Use sinks: (plural) to write to multiple destinations simultaneously. Each sink writes the same event stream independently — if one sink is slow, it doesn’t block the others.

pipelines:
  - name: orders-pipeline
    source:
      connection: prod-postgres
      tables: [public.orders]
    sinks:
      - connection: prod-bigquery
      - connection: prod-kafka
        properties:
          topic: orders-events

Each sink can have its own target_mappings to project or filter columns differently. See Configuration reference for details.

When sinks is present, the top-level sink field is ignored.


Managing pipelines

# List all pipelines and their current state
nanosync list pipelines

# Open the live terminal dashboard
nanosync monitor

# Pause a running pipeline (checkpoints first, then stops cleanly)
nanosync pipeline pause orders-pipeline

# Resume from the last checkpoint
nanosync pipeline resume orders-pipeline

# Delete a pipeline (stops it and removes all state, including the replication slot)
nanosync pipeline delete orders-pipeline

nanosync monitor shows status, lag, and events-per-second for every pipeline. Press Enter on a pipeline to see table-level breakdown. Press q to quit.


Checkpointing and resume

Nanosync writes the last committed LSN to the state store after every successful batch write to the sink. On restart — whether planned or due to a crash — the pipeline reads the checkpoint and resumes from that exact position.

No re-snapshot. No manual recovery.

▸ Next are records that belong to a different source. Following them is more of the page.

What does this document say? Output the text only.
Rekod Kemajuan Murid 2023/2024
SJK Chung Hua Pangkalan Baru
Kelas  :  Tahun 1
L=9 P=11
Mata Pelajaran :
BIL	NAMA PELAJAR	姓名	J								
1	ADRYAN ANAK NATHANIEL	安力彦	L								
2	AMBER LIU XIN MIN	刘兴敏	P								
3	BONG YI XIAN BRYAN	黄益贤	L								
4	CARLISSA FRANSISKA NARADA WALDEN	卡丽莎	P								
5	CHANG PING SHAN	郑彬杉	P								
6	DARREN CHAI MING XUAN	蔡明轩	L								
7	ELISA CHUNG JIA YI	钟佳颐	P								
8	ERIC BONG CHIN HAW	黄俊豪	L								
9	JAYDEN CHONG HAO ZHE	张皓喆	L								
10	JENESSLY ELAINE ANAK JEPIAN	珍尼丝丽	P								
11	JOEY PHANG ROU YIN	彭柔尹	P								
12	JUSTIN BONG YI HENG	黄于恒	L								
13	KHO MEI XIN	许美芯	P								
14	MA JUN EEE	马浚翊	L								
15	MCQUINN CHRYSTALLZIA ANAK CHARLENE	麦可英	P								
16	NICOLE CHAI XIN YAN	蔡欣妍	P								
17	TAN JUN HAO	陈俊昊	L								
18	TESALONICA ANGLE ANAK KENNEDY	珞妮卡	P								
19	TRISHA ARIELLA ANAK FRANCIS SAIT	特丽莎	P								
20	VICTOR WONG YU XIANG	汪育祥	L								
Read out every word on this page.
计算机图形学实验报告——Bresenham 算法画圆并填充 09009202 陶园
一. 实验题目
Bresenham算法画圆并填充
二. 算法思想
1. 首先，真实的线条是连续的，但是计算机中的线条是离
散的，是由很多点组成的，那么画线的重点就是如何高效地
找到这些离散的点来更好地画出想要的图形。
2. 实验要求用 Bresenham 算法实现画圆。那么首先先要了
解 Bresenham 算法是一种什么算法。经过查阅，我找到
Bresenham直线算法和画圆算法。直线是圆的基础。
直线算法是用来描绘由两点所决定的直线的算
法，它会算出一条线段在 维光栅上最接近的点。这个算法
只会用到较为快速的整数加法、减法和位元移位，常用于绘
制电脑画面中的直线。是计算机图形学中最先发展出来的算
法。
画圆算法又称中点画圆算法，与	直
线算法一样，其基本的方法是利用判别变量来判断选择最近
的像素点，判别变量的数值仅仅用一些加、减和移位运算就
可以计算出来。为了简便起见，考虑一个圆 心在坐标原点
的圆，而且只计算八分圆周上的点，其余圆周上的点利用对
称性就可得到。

No data loss.

INF pipeline resuming  name=orders-pipeline  lsn=0/3A1B2C4D
INF cdc streaming      lsn=0/3A1B2C4D

The checkpoint is durable — it’s written to either the embedded SQLite state store or an external Postgres state store, depending on your server config. If the checkpoint is lost (e.g. the state store was wiped), the pipeline starts a fresh snapshot from the beginning.


Replication types

TypeBehaviour
cdc_backfill(default) Snapshot existing rows, then stream live CDC changes
cdcStream live CDC changes only — skip the initial snapshot
snapshotOne-off full table copy; pipeline stops when complete
queryRun a scheduled SQL query on the source

Use cdc when you’ve already seeded the destination and only need ongoing changes. Use snapshot for one-time migrations.


You can run many pipelines against the same source database simultaneously. Each pipeline gets its own replication slot (nanosync_slot_<pipeline-name>) and tracks its own LSN position independently. There is no coordination overhead between pipelines on the same source.